Dalam sebuah kesempatan kunjungan saya ke kota Cairo beberapa waktu lalu, saya bertemu dan berdiskusi dengan para aktifis dakwah akhwat dari berbagai belahan dunia, bukan hanya dari dunia Islam, tapi juga dari Eropa Amerika dan Afrika. Banyak persoalan dibahas, tetapi satu persoalan yang menarik bagi saya adalah ternyata ada kesamaan problem yang diangkat oleh semua peserta diskusi. Itulah problem yang saya sering menyebutnya dengan ‘problem khas akhwat, atau problem klasik’. Khas karena problem itu hanya muncul dikalangan akhwat, klasik karena sebenarnya problem seperti ini telah muncul sejak lama, juga telah sering didiskusikan di berbagai forum dan kesempatan, formal maupun informal, tetapi seperti tidak pernah selesai.
Problem apakah itu? Tidak sedikit akhwat kita mengeluhkan tentang dukungan dan support suami dalam menjalankan peran sebagai aktifis dakwah. Saya rasa, kita tak perlu tergesa-gesa mengambil kesimpulan dari keluhan itu. Saya mengajak kita semua untuk berpikir jernih dan melakukan analisa sederhana terhadap sebab munculnya keluhan itu.
1. Boleh jadi jika suami kurang memberi dukungan seperti yang diharapkan istrinya yang aktifis itu, karena ada perbedaan persepsi tentang ‘peran akhwat al muslimat’. Saya katakan ‘boleh jadi’, karena mungkin antum wahai ikhwan tidak merasakan itu. Tetapi, cobalah tanya ke para akhwat, mereka akan dengan semangat mengatakan bahwa hal inilah yang mungkin menjadi akar dari semua masalah dukung mendukung itu.
2. Atau bisa jadi juga, karena suami ‘sangat sayang’ kepada istrinya. Dugaan ini muncul karena beberapa ikhwan tidak mempermasalahkan keaktifan akhwat dalam dakwah…asalkan bukan istrinya. Nah!Jujur, teman-teman saya pernah mendengar komentar dari kalangan ikhwan seperti ini, ‘Silahkan saja, akhwat kan memang harus aktif terlibat dalam dakwah, tapi jangan istri saya deh’.
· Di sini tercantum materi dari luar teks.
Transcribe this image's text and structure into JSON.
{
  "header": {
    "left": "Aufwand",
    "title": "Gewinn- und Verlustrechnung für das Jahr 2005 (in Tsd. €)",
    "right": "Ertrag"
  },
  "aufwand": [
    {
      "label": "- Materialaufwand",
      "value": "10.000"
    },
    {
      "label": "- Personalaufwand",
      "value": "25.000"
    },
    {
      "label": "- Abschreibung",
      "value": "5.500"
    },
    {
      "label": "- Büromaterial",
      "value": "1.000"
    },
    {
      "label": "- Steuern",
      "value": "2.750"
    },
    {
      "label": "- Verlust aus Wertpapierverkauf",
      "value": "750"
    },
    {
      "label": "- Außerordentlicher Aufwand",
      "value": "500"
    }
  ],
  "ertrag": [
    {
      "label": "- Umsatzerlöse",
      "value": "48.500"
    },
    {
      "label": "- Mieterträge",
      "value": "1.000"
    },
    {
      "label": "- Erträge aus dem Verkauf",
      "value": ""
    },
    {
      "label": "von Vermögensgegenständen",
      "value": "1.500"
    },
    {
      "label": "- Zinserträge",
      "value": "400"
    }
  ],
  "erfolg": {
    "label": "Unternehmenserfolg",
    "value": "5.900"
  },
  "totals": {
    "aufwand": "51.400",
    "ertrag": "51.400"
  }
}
3. Kemungkinan lainnya, boleh jadi suami melihat istrinya kurang bisa memanej dengan baik berbagai aktifitasnya. Istilah populernya, sang istri jadi ‘kurang tawazun’. Di antara keluhan suami, istri terlalu banyak keluar rumah sehingga jadi kurang perhatian terhadap urusan rumah, anak-anak dan dirinya.
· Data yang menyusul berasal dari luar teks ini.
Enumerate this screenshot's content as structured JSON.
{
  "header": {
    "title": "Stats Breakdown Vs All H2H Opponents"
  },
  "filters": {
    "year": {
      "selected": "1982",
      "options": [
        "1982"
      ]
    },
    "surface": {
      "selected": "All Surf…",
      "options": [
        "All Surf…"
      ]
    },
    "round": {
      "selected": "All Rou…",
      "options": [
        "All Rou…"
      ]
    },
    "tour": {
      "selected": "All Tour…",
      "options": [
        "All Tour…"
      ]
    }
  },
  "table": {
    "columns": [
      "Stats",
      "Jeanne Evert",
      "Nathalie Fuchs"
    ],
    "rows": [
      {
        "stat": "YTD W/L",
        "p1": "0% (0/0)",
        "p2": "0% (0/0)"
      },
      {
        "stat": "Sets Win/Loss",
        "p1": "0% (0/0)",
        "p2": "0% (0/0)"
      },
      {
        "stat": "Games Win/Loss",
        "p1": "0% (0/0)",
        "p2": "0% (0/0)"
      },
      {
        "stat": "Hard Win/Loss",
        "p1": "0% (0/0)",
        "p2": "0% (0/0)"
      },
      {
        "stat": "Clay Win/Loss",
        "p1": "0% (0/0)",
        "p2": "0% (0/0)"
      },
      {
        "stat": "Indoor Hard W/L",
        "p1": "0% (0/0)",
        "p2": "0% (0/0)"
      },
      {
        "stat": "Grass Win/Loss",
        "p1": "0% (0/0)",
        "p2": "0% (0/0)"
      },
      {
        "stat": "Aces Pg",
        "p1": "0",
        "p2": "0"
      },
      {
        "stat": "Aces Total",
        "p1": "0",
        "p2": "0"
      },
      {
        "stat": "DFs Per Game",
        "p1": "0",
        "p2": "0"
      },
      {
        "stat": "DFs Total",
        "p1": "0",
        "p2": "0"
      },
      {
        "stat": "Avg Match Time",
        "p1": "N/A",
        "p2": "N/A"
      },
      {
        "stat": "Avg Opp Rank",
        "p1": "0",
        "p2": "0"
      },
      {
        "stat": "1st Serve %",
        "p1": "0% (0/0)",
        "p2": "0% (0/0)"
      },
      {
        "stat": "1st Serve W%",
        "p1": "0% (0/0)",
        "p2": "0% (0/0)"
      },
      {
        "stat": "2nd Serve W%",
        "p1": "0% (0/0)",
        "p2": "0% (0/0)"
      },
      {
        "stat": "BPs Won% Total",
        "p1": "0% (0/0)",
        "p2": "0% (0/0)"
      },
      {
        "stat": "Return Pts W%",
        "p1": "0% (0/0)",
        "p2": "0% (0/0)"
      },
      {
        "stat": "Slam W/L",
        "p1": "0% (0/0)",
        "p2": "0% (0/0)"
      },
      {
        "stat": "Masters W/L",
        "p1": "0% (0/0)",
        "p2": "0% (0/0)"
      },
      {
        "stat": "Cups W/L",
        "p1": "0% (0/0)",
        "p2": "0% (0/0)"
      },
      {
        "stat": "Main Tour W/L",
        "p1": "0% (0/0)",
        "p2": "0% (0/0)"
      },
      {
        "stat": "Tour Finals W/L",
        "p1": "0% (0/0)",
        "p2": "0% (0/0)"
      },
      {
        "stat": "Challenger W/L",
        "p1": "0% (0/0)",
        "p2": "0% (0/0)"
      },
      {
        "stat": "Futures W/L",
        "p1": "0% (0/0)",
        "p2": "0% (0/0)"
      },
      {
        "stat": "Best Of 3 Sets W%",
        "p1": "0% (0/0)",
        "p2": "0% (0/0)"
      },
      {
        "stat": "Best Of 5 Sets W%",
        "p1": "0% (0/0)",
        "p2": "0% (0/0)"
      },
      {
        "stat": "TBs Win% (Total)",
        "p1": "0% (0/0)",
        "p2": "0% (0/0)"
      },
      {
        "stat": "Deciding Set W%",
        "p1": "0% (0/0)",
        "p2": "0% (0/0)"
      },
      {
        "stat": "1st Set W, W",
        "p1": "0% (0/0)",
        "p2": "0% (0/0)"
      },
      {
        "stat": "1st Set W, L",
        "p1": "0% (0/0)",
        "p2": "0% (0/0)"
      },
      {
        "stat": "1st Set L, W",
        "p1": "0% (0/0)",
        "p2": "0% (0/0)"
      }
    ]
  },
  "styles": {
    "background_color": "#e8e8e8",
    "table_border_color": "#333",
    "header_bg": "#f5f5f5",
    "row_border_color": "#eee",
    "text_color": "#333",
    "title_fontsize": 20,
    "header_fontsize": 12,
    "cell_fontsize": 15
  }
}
Disamping tiga sebab diatas, tentu masih ada sebab lainnya, yang jika ditulis bisa menjadi tulisan berlembar-lembar. Sekarang marilah merenung sejenak.
Saya sepakat bahwa tidak semua akhwat harus menjadi aktifis dalam pengertian khusus, memberikan totalitas hidupnya untuk menjadi aktifis dakwah. Keberagaman potensi dan kemampuan dikalangan akhwat harus menjadi pertimbangan penting dalam membuat rancangan peran dan kontribusi akhwat yang pas dan sesuai dalam dakwah. Alangkah indahnya jika akhwat memiliki spesialisasi masing-masing, lalu semua bekerja dan memberi kontribusi sesuai spesialisasi potensinya itu dalam kerangka amal jama’i.
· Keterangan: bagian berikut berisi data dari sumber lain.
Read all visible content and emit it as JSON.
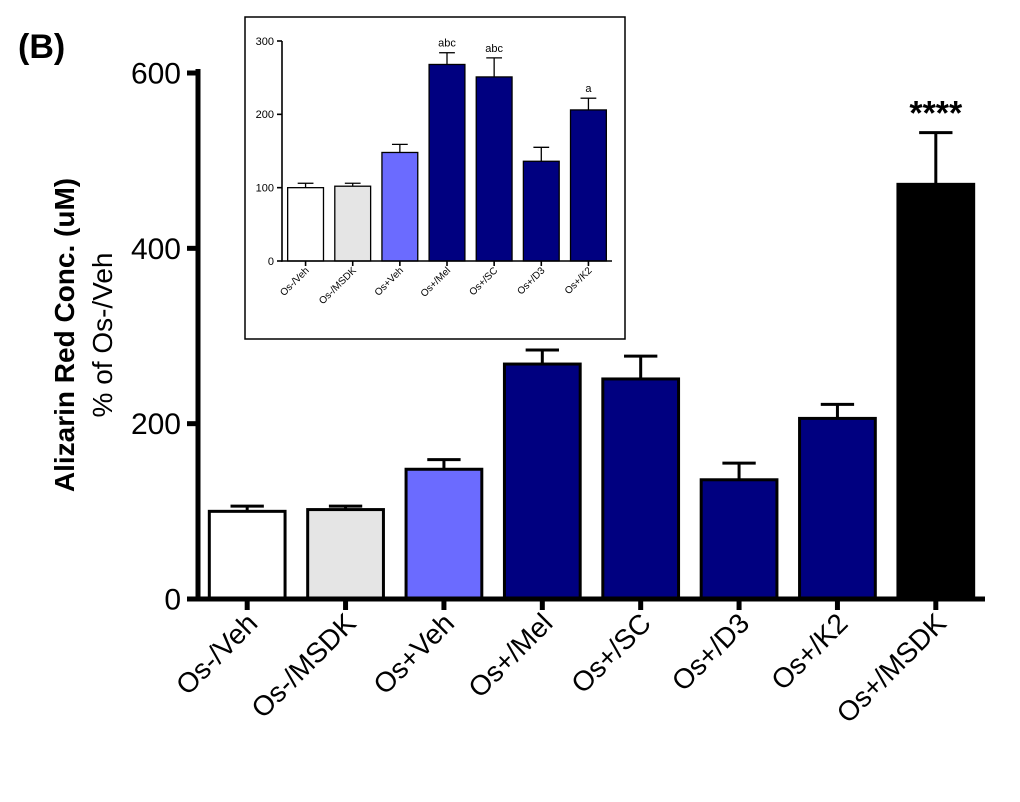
{
  "panel_label": "(B)",
  "chart_data": [
    {
      "id": "main",
      "type": "bar",
      "title": "",
      "ylabel_line1": "Alizarin Red Conc. (uM)",
      "ylabel_line2": "% of Os-/Veh",
      "xlabel": "",
      "ylim": [
        0,
        600
      ],
      "yticks": [
        0,
        200,
        400,
        600
      ],
      "grid": false,
      "categories": [
        "Os-/Veh",
        "Os-/MSDK",
        "Os+Veh",
        "Os+/Mel",
        "Os+/SC",
        "Os+/D3",
        "Os+/K2",
        "Os+/MSDK"
      ],
      "values": [
        100,
        102,
        148,
        268,
        251,
        136,
        206,
        473
      ],
      "errors": [
        6,
        4,
        11,
        16,
        26,
        19,
        16,
        59
      ],
      "colors": [
        "#ffffff",
        "#e5e5e5",
        "#6b6bff",
        "#000080",
        "#000080",
        "#000080",
        "#000080",
        "#000000"
      ],
      "annotations": [
        "",
        "",
        "",
        "",
        "",
        "",
        "",
        "****"
      ]
    },
    {
      "id": "inset",
      "type": "bar",
      "title": "",
      "ylabel": "",
      "xlabel": "",
      "ylim": [
        0,
        300
      ],
      "yticks": [
        0,
        100,
        200,
        300
      ],
      "grid": false,
      "categories": [
        "Os-/Veh",
        "Os-/MSDK",
        "Os+Veh",
        "Os+/Mel",
        "Os+/SC",
        "Os+/D3",
        "Os+/K2"
      ],
      "values": [
        100,
        102,
        148,
        268,
        251,
        136,
        206
      ],
      "errors": [
        6,
        4,
        11,
        16,
        26,
        19,
        16
      ],
      "colors": [
        "#ffffff",
        "#e5e5e5",
        "#6b6bff",
        "#000080",
        "#000080",
        "#000080",
        "#000080"
      ],
      "annotations": [
        "",
        "",
        "",
        "abc",
        "abc",
        "",
        "a"
      ]
    }
  ]
}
Wahai akhwat yang kucintai karena Allah, kewajiban kita lebih banyak dari waktu yang ada. Kewajiban sebagai anak, istri, ibu, tetangga, anggota masyarakat dan aktifis dakwah, semua menuntut penunaian secara ihsan. Saya mengerti dan merasakan, betapa tidak mudahnya kita mengelola dan melaksanakan berbagai kewajiban itu. Kadang kita ‘tertatih-tatih’ menjalankan semua kewajiban itu. Tetapi, kita tidak ingin mengeluh atas semua beban itu. Bagi kita, inilah kesempatan untuk mempersembahkan perjuangan dan pengorbanan kita, bahwa kita ikhlas dengan semua beban-beban itu! Kenapa? Karena kita tahu dan yakin, ada balasan bagi orang-orang yang beramal.
Sebagai penutup, ingatlah bahwa Allah tidak melihat apa dan bagaimana kedudukan kita, tetapi Dia melihat amal dan kontribusi kita. Karena itu, apapun potensi dan kemampuan kita, beramallah dengannya. Sedangkan yang terbaik dan mulia disisi-Nya adalah yang paling bertakwa. “Sesungguhnya orang yang paling mulia diantara kamu adalah yang paling bertakwa diantaramu.” (QS Al- Hujurat:13). Wallahu’alam bish-shawab.(RKI)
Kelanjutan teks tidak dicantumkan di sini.